If you or a loved one has multiple sclerosis (MS), you already know about the symptoms. They may include muscle weakness, trouble with coordination and balance, vision problems, thinking and memory issues, and sensations such as numbness, prickling, or “pins and needles.”
What you may not know is how this autoimmune disease actually affects the body. How does it interfere with the messaging system that helps your brain control your actions?
Nerve damage can occur anywhere in the spinal cord and/or brain, which is why MS symptoms may vary from person to person. Depending on the location and severity of the white blood cell attack, symptoms may include:
MS attacks tissues in the brain and spinal cord, known as the central nervous system (CNS). This system includes the complex network of nerve cells responsible for sending, receiving, and interpreting information from all parts of the body.
During daily life, the spinal cord sends information to the brain via these nerve cells. The brain then interprets the information and controls how you react to it. You can think of the brain as the central computer and the spinal cord as a cable between the brain and the rest of the body.
Nerve cells (neurons) carry messages from one part of the body to another through electrical and chemical impulses. Each has a cell body, dendrites, and an axon. The dendrites are thin, web-like structures that branch out from the cell body. They act like receptors, receiving signals from other nerve cells and transmitting them to the cell body.
The axon, also called a nerve fiber, is a tail-like projection that serves the opposite function of the dendrites: it sends electrical impulses out to other nerve cells.
A fatty material known as myelin covers the axon of the nerve cell. This covering protects and insulates the axon much like the rubber shell that protects and insulates an electric cord.
Myelin is made of up lipids (fatty substances) and proteins. In addition to protecting the axon, it also helps nerve signals travel quickly from one part of the body to another, or to the brain. MS attacks myelin, breaking it down and interrupting nerve signals.
Scientists believe that MS begins with inflammation. Infection-fighting white blood cells that are triggered by some unknown force enter the CNS and attack the nerve cells.
Scientists speculate that a latent virus, when activated, may cause the inflammation. A genetic trigger or an immune system malfunction may also be to blame. Whatever the spark, the white blood cells go on the offensive.
When inflammation spikes, MS is activated. Attacking white blood cells damage the myelin that protects the nerve fiber (axon). Imagine a damaged electrical cord with wires visible, and you’ll have a picture of how the nerve fibers appear without myelin. This process is called demyelination.
Just like a damaged electrical cord may short out or create intermittent surges of power, a damaged nerve fiber will be less efficient at transmitting nerve impulses. This can trigger the symptoms of MS.
If you get a cut on your arm, the body forms a scab over time as the cut heals. Nerve fibers also form scar tissue in areas of myelin damage.
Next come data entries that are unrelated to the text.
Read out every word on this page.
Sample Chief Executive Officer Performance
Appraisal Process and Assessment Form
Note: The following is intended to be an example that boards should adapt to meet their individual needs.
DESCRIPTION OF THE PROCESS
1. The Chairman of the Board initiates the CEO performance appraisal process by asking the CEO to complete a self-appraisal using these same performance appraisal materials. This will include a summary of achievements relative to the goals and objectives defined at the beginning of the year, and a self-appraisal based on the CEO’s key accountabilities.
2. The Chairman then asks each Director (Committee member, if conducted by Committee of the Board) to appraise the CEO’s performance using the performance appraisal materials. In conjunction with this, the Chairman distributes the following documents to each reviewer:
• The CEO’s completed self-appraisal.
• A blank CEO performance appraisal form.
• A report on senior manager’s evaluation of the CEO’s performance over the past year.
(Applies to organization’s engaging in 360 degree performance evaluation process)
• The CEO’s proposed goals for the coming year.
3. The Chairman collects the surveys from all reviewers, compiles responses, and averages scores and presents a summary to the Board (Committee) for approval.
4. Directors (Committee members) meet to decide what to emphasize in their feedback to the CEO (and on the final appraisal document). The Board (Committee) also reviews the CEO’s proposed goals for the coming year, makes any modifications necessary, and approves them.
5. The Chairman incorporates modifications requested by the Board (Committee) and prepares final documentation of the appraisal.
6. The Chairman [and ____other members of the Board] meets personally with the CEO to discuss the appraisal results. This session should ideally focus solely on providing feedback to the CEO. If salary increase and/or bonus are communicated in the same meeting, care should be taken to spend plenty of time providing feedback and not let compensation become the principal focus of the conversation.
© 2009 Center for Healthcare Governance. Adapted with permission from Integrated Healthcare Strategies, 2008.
This tissue is stiff, hard, and blocks or obstructs the flow of messages between nerves and muscles.
These areas of damage are typically called plaques or lesions and are a major signal of the presence of MS. In fact, the words “multiple sclerosis” mean “multiple scars.”
During a period of inflammation, attacking white blood cells can also kill glial cells. Glial cells surround nerve cells and provide support and insulation between them. They keep nerve cells healthy and produce new myelin when it’s damaged.
However, if glial cells are killed, they’re less able to keep up with repair. Some of the new research for an MS cure is focused on transporting new glial cells to the site of myelin damage to help encourage reconstruction.
An MS episode or period of inflammatory activity can last anywhere from a few days to several months. In relapsing/remitting types of MS, the person usually experiences “remission” with no symptoms. During this time, the nerves will try to repair themselves and may form new pathways to get around the damaged nerve cells. Remission can last from months to years.
However, progressive forms of MS do not show as much inflammation and may not show any remission of symptoms, or at best will only plateau and then continue to cause damage.
There is no known cure for MS. However, current therapies can slow the disease and help control symptoms.